Shimon Peres might be pushing 90, but he still has the youthful optimism of a politician in his prime.

Advertisement

He’s one of the oldest heads of state in the world and the star of his own two-day conference. Celebrities from Bill Clinton to Sharon Stone lavish praises on him. He walks into a room and it erupts into applause. Israel’s Presidential Conference is, in part, a tribute to Israeli President Shimon Peres’ nearly 90 years, two-thirds of which he’s spent serving the State of Israel.

But sitting on a panel with Stone, the A-list actress turned AIDS activist, Peres sounds like a politician in his prime. He’s alternately diplomatic and unapologetic, light-hearted and deeply serious, hard-headed and idealistic.

But he’s clear about two things: He’s not going away, and he still believes.

“This is the first time that right and left agree that this is the right and only solution,” Peres said about a two-state solution to the Israeli Palestinian conflict.

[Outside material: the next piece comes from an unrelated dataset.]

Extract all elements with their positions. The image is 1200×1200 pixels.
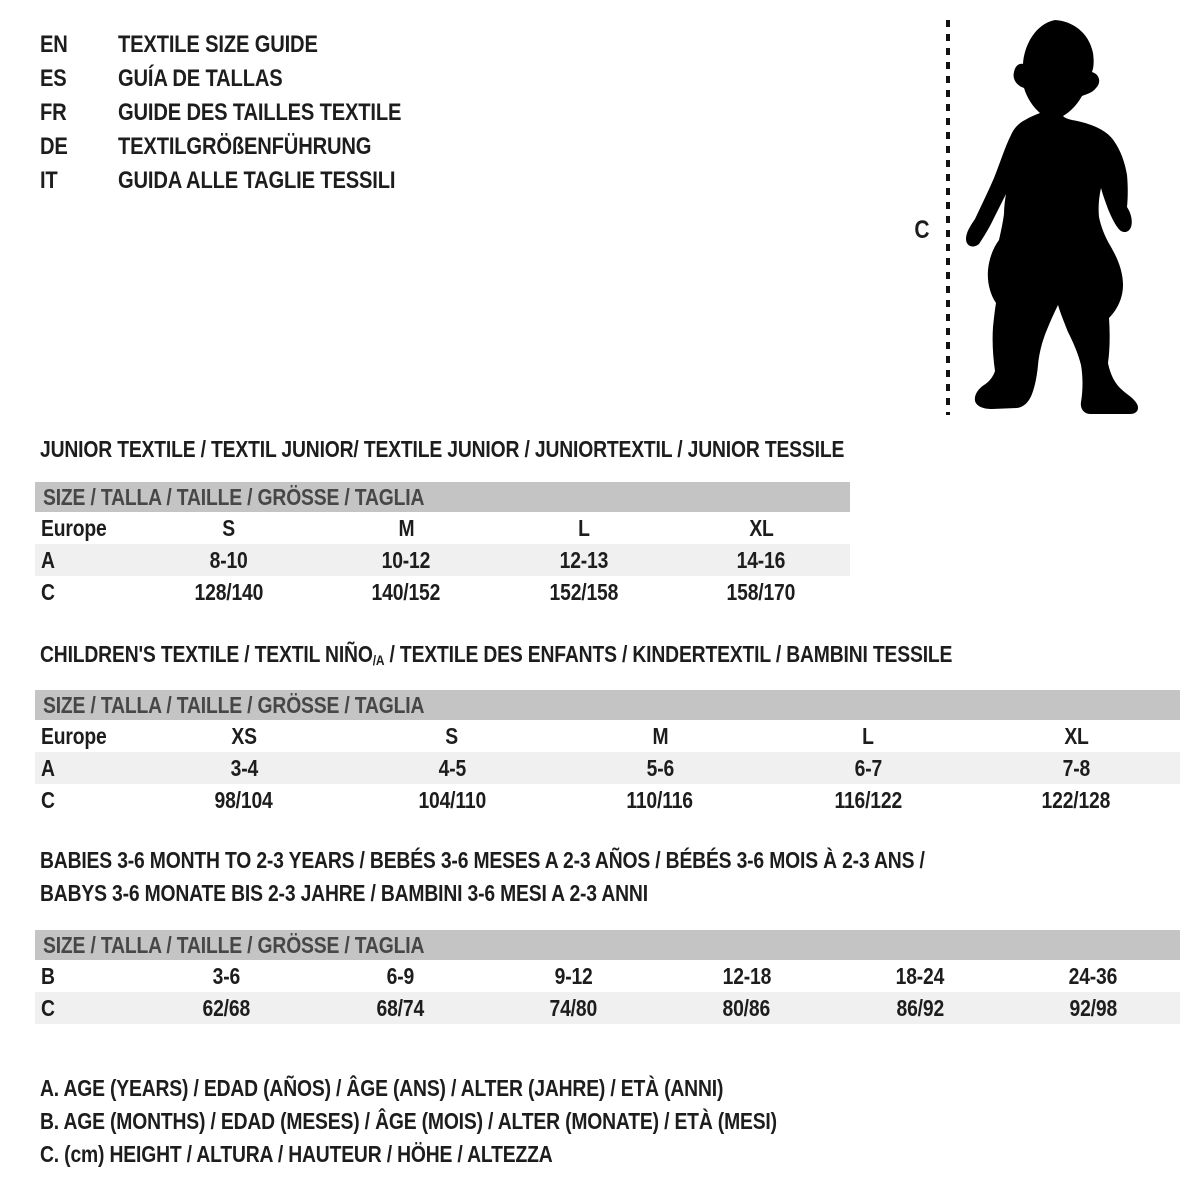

The moderator, political reporter Ilana Dayan, asked him whether he’ll live to see it.

“That’s my plan,” he said. “Yes.”

Peres refrained from criticizing his one-time rival, Israeli Prime Minister Benjamin Netanyahu, but he was happy to put down Israeli Economy Minister Naftali Bennett, the hard rightist who said the two-state solution is “dead.”

“He may be a senior minister,” Peres said. “But he’s not a senior statesman.”

Peres acknowledged that “there’s a great deal of skepticism on both sides” and that “when you have to make peace, it is difficult.” But before pessimism set in, the 90-year-old optimist came roaring back.

“You can be young as you dream,” he said. “I don’t miss anything. The past is dead. So the only things we can miss are the things that didn’t yet happen.”